Maroc-Espagne :Des relations ombrageuses.

Entre la rive sud et la rive nord de la méditerranée, il n’existe pas de peuples appartenant à deux sphères culturelles différentes, mais partageants autant d’interférences historiques, culturelles et économiques que les peuples marocain et espagnol. Malgré ses interférences, le voisinage entre le Maroc et l’Espagne n’a pas toujours été de repos. La politique étrangère de l’Espagne vis-à-vis du Maroc est souvent inconstante, des changements qui ne sont autres que le résultat de la variation des données de la politique intérieure espagnole, de même que les deux grandes questions qui opposent depuis longtemps les gouvernements respectives des deux pays. Le conflit du Sahara occidental et les revendications territoriales marocaines relatives aux enclaves de Seuta et Melilla et les îles avoisinantes, pour le Maroc la manière dont sont traitées ces deux questions par le gouvernement espagnol permet de conclure qu’il existe un divorce patent entre les objectifs déclarés de la politique extérieure espagnole à l’égard du Maroc et son expression dans la réalité.

Sur la question du Sahara, l’objectif de créer une zone partagée d’intérêts a été le souci majeur qui a guidé la politique espagnole dans ses rapports avec les pays du Maghreb, en particulier le Maroc et l’Algérie.
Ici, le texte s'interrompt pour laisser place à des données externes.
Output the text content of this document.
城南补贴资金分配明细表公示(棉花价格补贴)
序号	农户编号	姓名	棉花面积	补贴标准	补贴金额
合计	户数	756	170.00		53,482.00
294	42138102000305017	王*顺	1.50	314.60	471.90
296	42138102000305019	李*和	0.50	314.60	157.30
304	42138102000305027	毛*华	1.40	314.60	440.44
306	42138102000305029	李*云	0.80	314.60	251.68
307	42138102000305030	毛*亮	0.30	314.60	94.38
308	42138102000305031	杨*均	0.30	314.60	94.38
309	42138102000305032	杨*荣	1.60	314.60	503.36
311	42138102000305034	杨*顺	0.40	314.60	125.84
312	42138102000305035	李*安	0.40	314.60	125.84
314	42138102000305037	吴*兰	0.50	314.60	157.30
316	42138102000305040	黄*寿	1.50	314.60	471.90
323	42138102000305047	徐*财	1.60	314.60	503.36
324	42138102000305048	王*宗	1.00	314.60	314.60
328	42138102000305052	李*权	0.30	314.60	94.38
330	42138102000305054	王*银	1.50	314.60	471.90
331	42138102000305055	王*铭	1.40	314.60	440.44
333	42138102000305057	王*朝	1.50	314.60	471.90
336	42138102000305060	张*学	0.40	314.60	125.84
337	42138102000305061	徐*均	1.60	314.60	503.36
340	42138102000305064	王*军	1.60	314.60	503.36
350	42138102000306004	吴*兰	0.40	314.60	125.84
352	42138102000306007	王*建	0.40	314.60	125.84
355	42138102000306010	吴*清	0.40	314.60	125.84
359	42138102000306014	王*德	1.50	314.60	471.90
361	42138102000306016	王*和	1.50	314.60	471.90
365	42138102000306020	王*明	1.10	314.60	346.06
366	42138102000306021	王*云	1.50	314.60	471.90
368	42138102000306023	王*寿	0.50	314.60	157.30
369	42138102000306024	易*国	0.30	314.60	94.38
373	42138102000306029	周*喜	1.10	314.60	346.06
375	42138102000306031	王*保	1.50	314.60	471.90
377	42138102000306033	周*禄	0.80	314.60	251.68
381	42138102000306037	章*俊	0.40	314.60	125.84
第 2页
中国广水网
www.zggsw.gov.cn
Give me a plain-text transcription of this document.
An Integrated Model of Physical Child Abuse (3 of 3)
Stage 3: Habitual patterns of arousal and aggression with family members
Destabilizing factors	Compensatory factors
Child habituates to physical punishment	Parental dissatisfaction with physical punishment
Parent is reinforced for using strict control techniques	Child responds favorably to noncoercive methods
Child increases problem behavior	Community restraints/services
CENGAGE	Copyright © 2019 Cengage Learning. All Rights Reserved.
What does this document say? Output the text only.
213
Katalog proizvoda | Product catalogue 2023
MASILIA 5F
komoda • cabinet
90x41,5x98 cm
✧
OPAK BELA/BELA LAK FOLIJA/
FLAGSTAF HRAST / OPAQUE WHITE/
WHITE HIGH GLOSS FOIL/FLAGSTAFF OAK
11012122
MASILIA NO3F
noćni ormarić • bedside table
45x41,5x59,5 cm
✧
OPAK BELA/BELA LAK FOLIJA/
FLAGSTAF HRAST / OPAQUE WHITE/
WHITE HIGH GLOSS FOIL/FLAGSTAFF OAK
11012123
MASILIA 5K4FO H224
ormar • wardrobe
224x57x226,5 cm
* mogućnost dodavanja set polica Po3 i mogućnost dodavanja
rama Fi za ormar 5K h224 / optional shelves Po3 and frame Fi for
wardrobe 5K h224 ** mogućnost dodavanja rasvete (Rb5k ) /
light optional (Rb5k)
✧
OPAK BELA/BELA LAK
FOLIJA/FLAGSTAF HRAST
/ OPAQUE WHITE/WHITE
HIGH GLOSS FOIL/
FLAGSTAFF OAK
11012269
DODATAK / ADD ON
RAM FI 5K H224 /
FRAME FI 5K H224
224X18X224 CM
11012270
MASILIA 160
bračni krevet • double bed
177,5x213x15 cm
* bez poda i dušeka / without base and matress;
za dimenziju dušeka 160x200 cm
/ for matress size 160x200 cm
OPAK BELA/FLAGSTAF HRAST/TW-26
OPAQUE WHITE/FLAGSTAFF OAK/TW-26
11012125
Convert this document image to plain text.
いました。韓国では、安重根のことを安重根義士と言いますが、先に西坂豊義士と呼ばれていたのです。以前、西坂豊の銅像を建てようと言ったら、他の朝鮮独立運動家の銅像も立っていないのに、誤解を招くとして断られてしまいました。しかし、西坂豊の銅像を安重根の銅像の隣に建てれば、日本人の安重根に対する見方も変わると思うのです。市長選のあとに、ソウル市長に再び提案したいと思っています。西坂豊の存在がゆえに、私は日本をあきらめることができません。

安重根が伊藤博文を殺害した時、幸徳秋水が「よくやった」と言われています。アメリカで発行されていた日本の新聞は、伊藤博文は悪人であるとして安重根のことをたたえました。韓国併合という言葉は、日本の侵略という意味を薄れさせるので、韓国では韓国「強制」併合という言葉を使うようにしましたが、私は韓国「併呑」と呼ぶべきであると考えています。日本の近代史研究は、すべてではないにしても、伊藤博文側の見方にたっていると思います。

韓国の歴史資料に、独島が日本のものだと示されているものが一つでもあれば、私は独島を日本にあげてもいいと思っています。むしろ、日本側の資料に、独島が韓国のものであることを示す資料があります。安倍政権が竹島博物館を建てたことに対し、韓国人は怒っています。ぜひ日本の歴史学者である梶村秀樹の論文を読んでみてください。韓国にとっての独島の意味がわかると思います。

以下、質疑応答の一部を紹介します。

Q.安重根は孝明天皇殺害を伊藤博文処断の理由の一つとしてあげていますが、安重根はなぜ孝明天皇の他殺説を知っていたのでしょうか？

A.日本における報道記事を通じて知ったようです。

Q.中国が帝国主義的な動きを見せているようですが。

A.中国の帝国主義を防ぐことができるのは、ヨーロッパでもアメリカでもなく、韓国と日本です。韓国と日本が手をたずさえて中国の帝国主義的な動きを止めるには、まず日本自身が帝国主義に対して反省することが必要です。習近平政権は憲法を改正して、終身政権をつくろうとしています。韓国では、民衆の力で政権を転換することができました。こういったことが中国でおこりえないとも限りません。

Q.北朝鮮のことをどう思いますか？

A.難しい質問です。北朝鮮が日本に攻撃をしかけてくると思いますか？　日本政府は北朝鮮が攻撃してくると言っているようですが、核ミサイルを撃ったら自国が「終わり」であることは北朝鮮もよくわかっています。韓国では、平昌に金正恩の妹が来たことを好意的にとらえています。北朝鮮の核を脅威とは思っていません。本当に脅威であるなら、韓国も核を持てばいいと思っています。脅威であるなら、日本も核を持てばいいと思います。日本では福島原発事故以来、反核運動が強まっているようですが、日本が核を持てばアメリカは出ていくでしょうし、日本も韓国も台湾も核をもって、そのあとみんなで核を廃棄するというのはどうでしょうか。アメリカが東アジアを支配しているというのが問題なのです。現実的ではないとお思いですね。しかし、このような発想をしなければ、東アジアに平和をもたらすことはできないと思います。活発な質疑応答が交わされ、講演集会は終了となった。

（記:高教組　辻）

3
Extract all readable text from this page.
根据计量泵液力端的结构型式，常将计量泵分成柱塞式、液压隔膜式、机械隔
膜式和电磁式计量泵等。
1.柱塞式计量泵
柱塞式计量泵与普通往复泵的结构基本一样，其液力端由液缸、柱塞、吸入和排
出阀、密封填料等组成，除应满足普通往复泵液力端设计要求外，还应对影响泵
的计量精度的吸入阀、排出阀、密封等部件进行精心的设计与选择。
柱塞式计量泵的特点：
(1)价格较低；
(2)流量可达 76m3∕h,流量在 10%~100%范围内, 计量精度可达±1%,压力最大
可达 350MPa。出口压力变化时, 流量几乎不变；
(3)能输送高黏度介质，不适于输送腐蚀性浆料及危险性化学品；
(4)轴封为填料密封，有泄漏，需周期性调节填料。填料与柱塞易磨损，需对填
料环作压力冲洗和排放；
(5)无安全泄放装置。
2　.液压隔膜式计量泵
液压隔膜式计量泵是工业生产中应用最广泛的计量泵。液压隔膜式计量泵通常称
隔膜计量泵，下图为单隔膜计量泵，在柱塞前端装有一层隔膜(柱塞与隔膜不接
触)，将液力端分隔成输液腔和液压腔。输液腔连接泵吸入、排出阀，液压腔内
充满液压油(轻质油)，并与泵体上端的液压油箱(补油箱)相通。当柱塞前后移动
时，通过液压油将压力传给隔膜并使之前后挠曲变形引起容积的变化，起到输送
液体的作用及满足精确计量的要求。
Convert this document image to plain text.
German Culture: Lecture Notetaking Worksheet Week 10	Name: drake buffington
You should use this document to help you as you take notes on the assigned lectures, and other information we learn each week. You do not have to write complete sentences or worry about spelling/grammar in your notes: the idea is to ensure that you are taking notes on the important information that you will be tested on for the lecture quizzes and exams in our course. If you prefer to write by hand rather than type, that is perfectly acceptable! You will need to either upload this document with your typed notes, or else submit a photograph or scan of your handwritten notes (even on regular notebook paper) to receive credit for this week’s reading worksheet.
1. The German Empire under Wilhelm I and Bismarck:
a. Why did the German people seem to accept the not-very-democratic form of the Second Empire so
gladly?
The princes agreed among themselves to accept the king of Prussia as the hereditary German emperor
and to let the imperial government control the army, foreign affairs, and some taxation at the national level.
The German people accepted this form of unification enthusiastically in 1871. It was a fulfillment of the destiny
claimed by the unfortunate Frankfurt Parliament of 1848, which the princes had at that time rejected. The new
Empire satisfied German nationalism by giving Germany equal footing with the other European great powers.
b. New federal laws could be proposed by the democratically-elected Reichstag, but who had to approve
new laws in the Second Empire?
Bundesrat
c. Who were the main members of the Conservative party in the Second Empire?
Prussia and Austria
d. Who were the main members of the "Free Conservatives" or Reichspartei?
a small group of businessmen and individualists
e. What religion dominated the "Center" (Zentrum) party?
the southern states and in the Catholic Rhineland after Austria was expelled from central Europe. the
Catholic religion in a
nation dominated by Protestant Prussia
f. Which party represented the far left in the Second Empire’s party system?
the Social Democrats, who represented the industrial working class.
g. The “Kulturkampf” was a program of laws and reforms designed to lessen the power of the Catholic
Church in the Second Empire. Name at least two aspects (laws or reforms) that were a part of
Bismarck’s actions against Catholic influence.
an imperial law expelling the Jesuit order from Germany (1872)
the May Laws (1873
Les polémiques qui se sont greffées sur l’affaire du Sahara ont été exploitées par le gouvernement espagnol qui a, au fil des années, habilement joué sur les divergences apparues entre le Maroc et l’Algérie quant à la solution du conflit saharien. Alors qu’on ne saurait rappeler que la question du Sahara aurait pu recevoir depuis longtemps une solution juridique et politique raisonnable si l’Espagne s’était résolue en 1956 à reconnaître les droits du Maroc. Pour la rétrocession du Sahara, la demande marocaine à l’Espagne a été permanente depuis l’indépendance du royaume.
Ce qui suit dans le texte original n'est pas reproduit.